The FTC actually has very limited statutory authority to enforce adequate privacy standards. Indeed, we have called for Congress to give them such authority so that they might function like the independent privacy commissioners that most other advanced-industrial democracies possess. The FTC’s primary authority is its mandate to enforce Congress’s prohibition on “unfair or deceptive acts or practices.” What this means for privacy is that a company can’t say it’s doing one thing, yet do another. But if the company tells its customers that their privacy will be completely stripped bare, then the FTC has little authority to act based on the substantial privacy invasions. Meanwhile, as everybody knows, a wide array of online companies, including an entire ecosystem of shady advertising companies operating largely invisibly to consumers, are engaging in vast invasions of Americans’ privacy on a daily basis, and there’s little the FTC can do about it because their regulatory approach is based on a “notice and choice” regime that is widely recognized as inadequate.

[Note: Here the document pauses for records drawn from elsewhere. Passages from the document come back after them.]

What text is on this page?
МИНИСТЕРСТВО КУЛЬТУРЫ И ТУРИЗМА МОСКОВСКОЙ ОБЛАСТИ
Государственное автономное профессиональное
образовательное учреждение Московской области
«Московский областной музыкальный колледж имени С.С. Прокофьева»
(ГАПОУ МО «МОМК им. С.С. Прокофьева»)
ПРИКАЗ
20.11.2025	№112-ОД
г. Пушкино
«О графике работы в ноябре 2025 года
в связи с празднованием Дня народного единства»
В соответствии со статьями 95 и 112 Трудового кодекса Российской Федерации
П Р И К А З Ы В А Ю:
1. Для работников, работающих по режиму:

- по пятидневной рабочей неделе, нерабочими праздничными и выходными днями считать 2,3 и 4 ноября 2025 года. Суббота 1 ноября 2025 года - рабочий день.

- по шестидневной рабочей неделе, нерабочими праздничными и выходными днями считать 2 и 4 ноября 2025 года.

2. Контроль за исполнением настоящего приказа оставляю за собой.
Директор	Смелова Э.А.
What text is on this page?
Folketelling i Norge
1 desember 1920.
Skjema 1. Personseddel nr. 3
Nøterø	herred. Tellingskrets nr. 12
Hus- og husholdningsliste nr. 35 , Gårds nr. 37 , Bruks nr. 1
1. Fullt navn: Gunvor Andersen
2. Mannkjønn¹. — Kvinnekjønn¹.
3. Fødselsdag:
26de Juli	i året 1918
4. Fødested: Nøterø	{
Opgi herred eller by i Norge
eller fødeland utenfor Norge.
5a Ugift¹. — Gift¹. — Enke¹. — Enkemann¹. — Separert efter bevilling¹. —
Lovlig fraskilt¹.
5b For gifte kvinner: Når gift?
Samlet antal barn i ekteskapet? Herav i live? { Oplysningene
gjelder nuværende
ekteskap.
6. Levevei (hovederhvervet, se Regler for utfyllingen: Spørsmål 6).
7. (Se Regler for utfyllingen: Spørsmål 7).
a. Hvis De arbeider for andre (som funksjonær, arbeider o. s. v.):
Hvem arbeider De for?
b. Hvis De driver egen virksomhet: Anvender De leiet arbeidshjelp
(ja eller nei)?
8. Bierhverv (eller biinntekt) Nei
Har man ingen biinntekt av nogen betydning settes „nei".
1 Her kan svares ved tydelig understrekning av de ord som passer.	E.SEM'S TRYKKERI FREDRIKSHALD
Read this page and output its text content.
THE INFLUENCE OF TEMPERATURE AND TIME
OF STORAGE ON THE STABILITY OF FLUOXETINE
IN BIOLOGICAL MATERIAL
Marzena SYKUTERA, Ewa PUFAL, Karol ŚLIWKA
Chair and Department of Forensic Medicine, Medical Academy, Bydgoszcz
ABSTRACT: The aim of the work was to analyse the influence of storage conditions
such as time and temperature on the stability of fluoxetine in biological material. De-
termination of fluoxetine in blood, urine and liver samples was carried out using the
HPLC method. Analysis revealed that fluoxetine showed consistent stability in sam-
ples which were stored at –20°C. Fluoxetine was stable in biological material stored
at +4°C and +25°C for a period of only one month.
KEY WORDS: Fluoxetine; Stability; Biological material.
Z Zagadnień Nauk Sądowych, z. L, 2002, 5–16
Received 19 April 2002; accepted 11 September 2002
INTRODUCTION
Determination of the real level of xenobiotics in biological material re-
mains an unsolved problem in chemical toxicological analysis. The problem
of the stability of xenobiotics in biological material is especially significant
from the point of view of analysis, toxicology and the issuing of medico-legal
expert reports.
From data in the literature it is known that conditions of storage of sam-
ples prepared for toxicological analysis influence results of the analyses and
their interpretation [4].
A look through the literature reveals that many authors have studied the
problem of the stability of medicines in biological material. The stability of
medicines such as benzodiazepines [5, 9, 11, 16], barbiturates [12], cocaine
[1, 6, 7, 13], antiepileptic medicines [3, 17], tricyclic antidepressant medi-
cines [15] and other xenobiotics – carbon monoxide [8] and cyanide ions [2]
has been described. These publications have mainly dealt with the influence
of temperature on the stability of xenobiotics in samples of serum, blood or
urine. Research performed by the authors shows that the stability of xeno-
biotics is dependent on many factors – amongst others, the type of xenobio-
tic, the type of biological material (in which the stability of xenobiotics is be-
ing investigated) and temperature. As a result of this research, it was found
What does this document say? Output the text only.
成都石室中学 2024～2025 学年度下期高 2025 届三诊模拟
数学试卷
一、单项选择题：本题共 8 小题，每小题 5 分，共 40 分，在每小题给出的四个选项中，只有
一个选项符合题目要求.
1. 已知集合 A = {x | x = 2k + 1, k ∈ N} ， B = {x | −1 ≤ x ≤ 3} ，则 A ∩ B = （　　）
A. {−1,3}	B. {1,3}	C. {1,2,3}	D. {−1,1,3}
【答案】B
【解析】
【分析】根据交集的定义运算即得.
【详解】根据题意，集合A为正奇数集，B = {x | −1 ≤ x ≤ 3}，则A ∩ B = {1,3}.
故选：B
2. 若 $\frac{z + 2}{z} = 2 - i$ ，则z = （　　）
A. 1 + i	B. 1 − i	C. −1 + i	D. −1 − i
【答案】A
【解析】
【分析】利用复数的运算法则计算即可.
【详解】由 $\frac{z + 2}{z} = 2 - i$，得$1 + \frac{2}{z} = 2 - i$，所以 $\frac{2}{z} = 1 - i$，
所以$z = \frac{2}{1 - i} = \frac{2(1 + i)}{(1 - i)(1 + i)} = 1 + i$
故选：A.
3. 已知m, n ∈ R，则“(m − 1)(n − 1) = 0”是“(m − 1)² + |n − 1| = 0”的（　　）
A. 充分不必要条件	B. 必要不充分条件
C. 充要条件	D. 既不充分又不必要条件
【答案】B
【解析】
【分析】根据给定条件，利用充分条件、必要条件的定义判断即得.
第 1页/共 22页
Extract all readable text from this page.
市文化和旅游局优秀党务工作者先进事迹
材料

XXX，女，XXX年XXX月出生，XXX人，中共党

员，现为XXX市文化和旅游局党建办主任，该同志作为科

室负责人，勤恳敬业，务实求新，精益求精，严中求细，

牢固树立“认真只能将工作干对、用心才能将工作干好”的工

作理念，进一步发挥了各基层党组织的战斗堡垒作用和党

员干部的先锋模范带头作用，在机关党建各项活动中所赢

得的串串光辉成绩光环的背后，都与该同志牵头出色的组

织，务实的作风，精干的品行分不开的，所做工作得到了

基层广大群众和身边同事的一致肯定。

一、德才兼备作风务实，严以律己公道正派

It is true that some scholars have argued that the FTC is creating an emerging “common law” of privacy that constitutes the “foundations” for a “robust privacy regulatory regime.” But the telecom industry does not want regulation to be left to the FTC because that agency’s regime is so robust, but precisely because it is not. Indeed, the industry seems to want regulation specifically limited to the FTC’s limited “unfair or deceptive” mandate:

To achieve parity across the Internet ecosystem, any FCC framework for Internet service providers should be reflective of the deception and unfairness standard, consistent with the existing protections consumers receive when they engage with other companies in the Internet ecosystem.

Broadband providers—companies that provide internet connectivity— want to lump themselves together with companies that use the internet to provide services. They want to be subject to the same light regulatory regime as the online services, and to have credibility when they cry that proper common carrier rules constitute “regulating the internet!” There is a fundamental difference between internet services and destinations that people choose to use online, and can abandon, and the internet infrastructure itself. There are many invasions of privacy online, but the situation will get far worse if such invasions get baked into the very structure of the internet.